Mittwoch, 10. März 2010 9:42

fanman„Die alten chinesischen Weisen, Mann, leben von ihrem Speichel. Die perfekte Diät. Einzige Voraussetzung ist, daß man sein ganzes Leben im Liegen verbringt, im absoluten Nichtstun. Der Weg des Himmels. Das ist es, Mann, das ist meine Diät.“ Archibald war erwacht. Er lag unter einem Buch. Die Nacht war unruhig gewesen. Mehrfach war er aufgewacht, ein bis zwei bedeutende Sätze auf seiner Zunge.
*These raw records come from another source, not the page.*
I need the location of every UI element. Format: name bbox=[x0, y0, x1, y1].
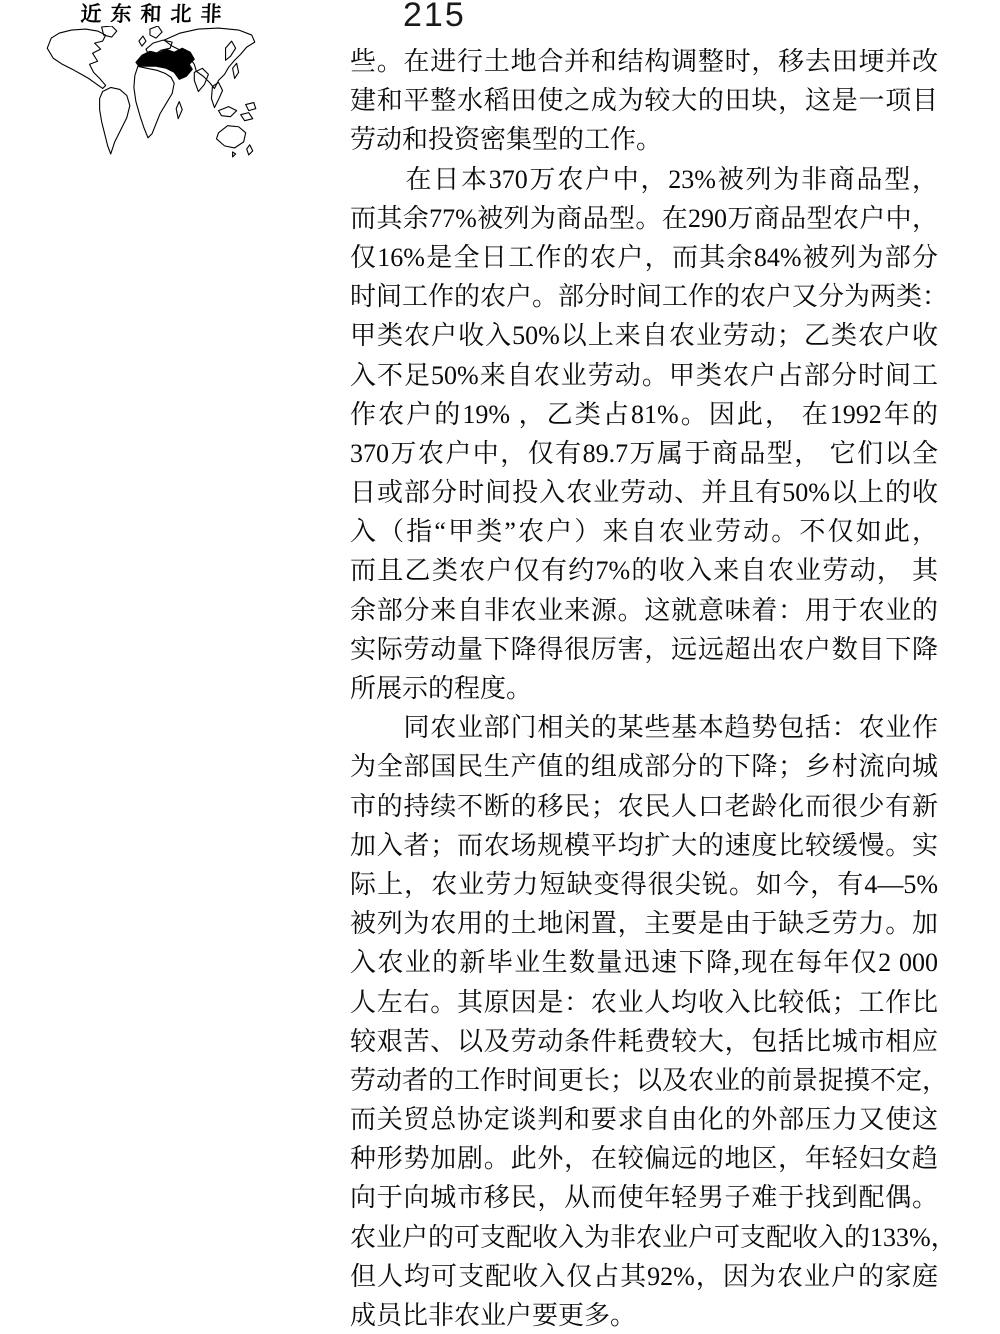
body-text-line: 实际劳动量下降得很厉害，远远超出农户数目下降 bbox=[350, 630, 938, 669]
indonesia-outline bbox=[218, 107, 236, 117]
region-map-block: 近东和北非 bbox=[40, 2, 262, 162]
africa-outline bbox=[134, 66, 174, 138]
body-text-line: 而且乙类农户仅有约7%的收入来自农业劳动， 其 bbox=[350, 551, 938, 590]
body-text-line: 加入者；而农场规模平均扩大的速度比较缓慢。实 bbox=[350, 826, 938, 865]
world-map-icon bbox=[45, 26, 257, 162]
body-text-line: 入农业的新毕业生数量迅速下降,现在每年仅2 000 bbox=[350, 943, 938, 982]
body-text-line: 入（指“甲类”农户）来自农业劳动。不仅如此， bbox=[350, 512, 938, 551]
body-text-line: 些。在进行土地合并和结构调整时，移去田埂并改 bbox=[350, 42, 938, 81]
british-isles-outline bbox=[139, 36, 146, 46]
body-text-line: 而关贸总协定谈判和要求自由化的外部压力又使这 bbox=[350, 1100, 938, 1139]
body-text-line: 在日本370万农户中，23%被列为非商品型， bbox=[350, 160, 938, 199]
greenland-outline bbox=[102, 26, 117, 37]
tasmania-outline bbox=[233, 152, 236, 157]
page-number: 215 bbox=[403, 0, 466, 35]
body-text-line: 为全部国民生产值的组成部分的下降；乡村流向城 bbox=[350, 747, 938, 786]
region-map-title: 近东和北非 bbox=[40, 2, 263, 26]
body-text: 些。在进行土地合并和结构调整时，移去田埂并改 建和平整水稻田使之成为较大的田块，… bbox=[350, 42, 938, 1334]
body-text-line: 建和平整水稻田使之成为较大的田块，这是一项目 bbox=[350, 81, 938, 120]
body-text-line: 际上，农业劳力短缺变得很尖锐。如今，有4—5% bbox=[350, 865, 938, 904]
southeast-asia-outline bbox=[211, 82, 222, 107]
body-text-line: 入不足50%来自农业劳动。甲类农户占部分时间工 bbox=[350, 356, 938, 395]
new-guinea-outline bbox=[246, 103, 256, 111]
body-text-line: 市的持续不断的移民；农民人口老龄化而很少有新 bbox=[350, 787, 938, 826]
body-text-line: 人左右。其原因是：农业人均收入比较低；工作比 bbox=[350, 983, 938, 1022]
body-text-line: 甲类农户收入50%以上来自农业劳动；乙类农户收 bbox=[350, 316, 938, 355]
australia-outline bbox=[216, 126, 245, 148]
body-text-line: 较艰苦、以及劳动条件耗费较大，包括比城市相应 bbox=[350, 1022, 938, 1061]
body-text-line: 370万农户中，仅有89.7万属于商品型， 它们以全 bbox=[350, 434, 938, 473]
body-text-line: 种形势加剧。此外，在较偏远的地区，年轻妇女趋 bbox=[350, 1139, 938, 1178]
body-text-line: 向于向城市移民，从而使年轻男子难于找到配偶。 bbox=[350, 1178, 938, 1217]
body-text-line: 劳动和投资密集型的工作。 bbox=[350, 120, 938, 159]
scandinavia-outline bbox=[150, 26, 162, 38]
body-text-line: 被列为农用的土地闲置，主要是由于缺乏劳力。加 bbox=[350, 904, 938, 943]
body-text-line: 农业户的可支配收入为非农业户可支配收入的133%， bbox=[350, 1218, 938, 1257]
south-america-outline bbox=[100, 87, 130, 153]
new-zealand-outline bbox=[247, 145, 253, 155]
north-america-outline bbox=[47, 29, 105, 88]
body-text-line: 时间工作的农户。部分时间工作的农户又分为两类： bbox=[350, 277, 938, 316]
body-text-line: 同农业部门相关的某些基本趋势包括：农业作 bbox=[350, 708, 938, 747]
body-text-line: 日或部分时间投入农业劳动、并且有50%以上的收 bbox=[350, 473, 938, 512]
indonesia-east-outline bbox=[241, 113, 253, 121]
body-text-line: 仅16%是全日工作的农户，而其余84%被列为部分 bbox=[350, 238, 938, 277]
japan-outline bbox=[226, 41, 236, 60]
body-text-line: 余部分来自非农业来源。这就意味着：用于农业的 bbox=[350, 591, 938, 630]
body-text-line: 作农户的19% ，乙类占81%。因此， 在1992年的 bbox=[350, 395, 938, 434]
body-text-line: 成员比非农业户要更多。 bbox=[350, 1296, 938, 1334]
madagascar-outline bbox=[176, 102, 182, 119]
book-page: 近东和北非 bbox=[0, 0, 1000, 1334]
body-text-line: 而其余77%被列为商品型。在290万商品型农户中， bbox=[350, 199, 938, 238]
body-text-line: 但人均可支配收入仅占其92%，因为农业户的家庭 bbox=[350, 1257, 938, 1296]
india-outline bbox=[194, 68, 208, 91]
body-text-line: 劳动者的工作时间更长；以及农业的前景捉摸不定， bbox=[350, 1061, 938, 1100]
near-east-north-africa-highlight bbox=[136, 48, 194, 79]
body-text-line: 所展示的程度。 bbox=[350, 669, 938, 708]
philippines-outline bbox=[233, 63, 239, 78]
Sie schmeckten immer ein bißchen nach „Genau so ist es.“ Doch wenn Archibald diese Sätze in seinen Gedankenschrank einordnen wollte, um sie bei passender Gelegenheit genauer zu bedenken, schwupp, waren sie weg und der Bär schlief wieder ein. Und schon sprach es wieder in ihm: „Ich weiß jetzt, was ich zu tun hab, Mann. Ich werde heut abend fasten und werde den ganzen morgigen Tag im Park zubringen und mich von Blättern und Beeren und den Wurzeln von Distelbüschen nähren. Mann, ich werde die Energie meiner Kindheit in mich aufsaugen, und sie wird mir eine wahnsinnige Vitalität verleihen. Das ist der Plan. Er ist vernünftig, geistig gesund, er ist klar, er ist wirksam, er erfährt innere Zustimmung von meinem Dorkie-Meter.“ Archibald schlug die Augen auf, wiederum etwas irritiert vom Tanz der Worte in seinem Bärenkopf. Woher sollte er auch wissen, daß er zur seltenen Gattung der Traumleserchen gehörte. Woher sollte er auch wissen, daß man Mäusespuren auf schlecht schmeckendem Papier Buchstaben nennt, daß die Menschen das, womit er sich zudeckte, Buch nennen und daß diese sogenannten Bücher für Menschen eine früher weit verbreitete, heute langsam aussterbende Art des Weltschauens war. Woher sollte er wissen, daß sich gerade zwischen ihm und diesem Buch eine seltsame Beziehung zu entwickeln begann. Er war nun mal nur ein Bär. Wieder fiel er in tiefen Schlaf. Herr Kotzwinkle saß neben dem Bären und las ihm vor. „Mein ganzes Sein antwortet auf diesen Vorschlag mit einem Gefühl des Friedens und der Zufriedenheit. Deshalb kehr ich unverzüglich in meinen Laden zurück, um mich schlafen zu legen. Ruhig und cool, mit meiner ganzen gelösten strahlenden Persönlichkeit, werde ich morgen früh in den Park gehen und mich der vitalen Meditation und dem Beknabbern von Buschwerk widmen. Was für ein wunderschöner und wohlüberlegter Plan, Horse Badorties. Du solltest ein Collegeprofessor sein.“

Ernst Albert war nach Hause zurückgekehrt, den Kopf voller Skizzen und Pläne und Knoten, unter seinem rechten Arm klemmten Zettel, Zeitungsausschnitte und ein Haufen Zeugs, welches es noch durchzuarbeiten galt. Er sah den kleinen Bären selig röchelnd unter einem seiner ehemaligen Lieblingsbücher leseliegen und dachte: „Ja, den Seinen gibt es der Herr im Schlaf.“ Und Ernst Albert sah dabei aus, als sei er sogar ein bißchen neidisch.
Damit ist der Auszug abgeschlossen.